On est tenté de renvoyer tout ce beau monde au visionnage du documentaire diffusé par France 2 , il y a 15 jours, sur «Les Commandos de la mort» du Maréchal Heinrich Himmler chargé par Adolf Hitler d’exterminer les millions de juifs résidant en Ukraine et des les pays baltes. Un massacre présenté et traité, à l’aide de milliers de documents et de témoignages avec un tel réalisme et une telle force émotionnelle qu’il devait provoquer chez les téléspectateurs — c’était l’objectif recherché — une empathie automatique pour l’idée de la Shoah lui découvrant des accents de vérité scellés et non négociables.
La prouesse fut rendue possible grâce à l’armée d’historiens, de philosophes, de linguistes, de juristes, de photographes, de cinéastes et de dizaines de clones des Klarsfeld qui ont créé, à travers un réseau planétaire, une pyramide pharaonique d’archives pour montrer, pièces à l’appui, le martyre juif, il est vrai, perverti, par la suite, comme chacun le sait, après avoir été transformé en fonds de commerce du sionisme et de la répression du peuple palestinien.
C’est avec ce type de construction que les juifs de la diaspora ont fini par faire admettre que «la Shoah est un fait de civilisation indéniable» selon le mot d’un journaliste, venu sur les plateaux de la télévision, défendre, avec des dirigeants de la LICRA et du CRIF, le principe de précaution de la loi Pleven et la limitation de la liberté d’expression décidée par les Jdanov du PS, dans l’affaire Dieudonné.
Les auteurs du film n’ont pas été requérir les services d’un historien allemand pour le réaliser. Il l’ont fait eux-mêmes, sans intermédiaires, comptant, naturellement, sur la puissance et l’influence mondiales des organisations juives.
Mais qu’est-ce qui empêche les autorités algériennes d’en faire de même, dans un pays qui fut l’objet d’une entreprise aussi génocidaire étalée, non pas sur cinq ans mais sur cent trente deux … ?
Elles disposent des fonds nécessaires et des compétences nationales, à l’intérieur et à l’extérieur du pays, pour procéder à la construction d’un Mémorial, autrement plus instructif qu’Auschwitz et Buchenwald, qui enseignerait aux générations à venir ce que fut le martyre de la Nation algérienne, des enfumades du Dahra jusqu’à l’irradiation atomique des populations du Sahara, en passant par les fours à chaux d’Achiary et l’extermination par les mines anti-personnel des frontaliers des lignes électrifiées Challe et Morice. Au lieu de laisser des Stora venir braconner sur leurs propres terres et leur donner des leçons à faire hérisser le poil, avec la suffisance d’un premier maître et au lieu de perdre leur temps à suivre le feuilleton des frasques de leurs «héros» autoproclamés, qu’elles retroussent les manches pour laisser aux jeunes Algériens de quoi être fiers de leurs ancêtres, jusqu’à la fin des temps. Voilà un sérieux chantier que le futur président de la République sera bien inspiré d’ouvrir parce qu’il est le chantier de la véritable dignité et du véritable honneur.

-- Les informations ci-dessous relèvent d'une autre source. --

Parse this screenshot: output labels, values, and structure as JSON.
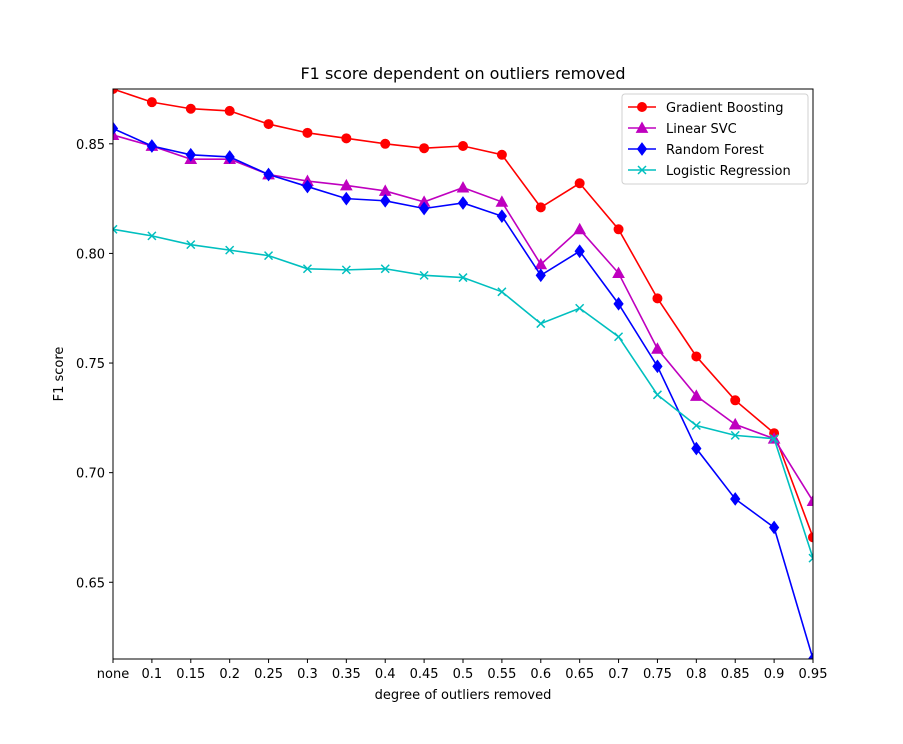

P. S. : Les dirigeants de la Bataille d’Alger, encore vivants et qui occupent des postes proches des centres de décision, devraient s’inquiéter de l’état d’abandon et de délabrement avancé dans lequel se trouvent l’ex-Otomatic et l’ex-Cafétéria, hauts lieux des actes de bravoure des fidayines de la Zone Autonome qui devraient, avec le Milk-Bar, être transformés en musées, dans la principale avenue de la capitale, afin de témoigner, pour l’éternité, du véritable héroïsme du peuple.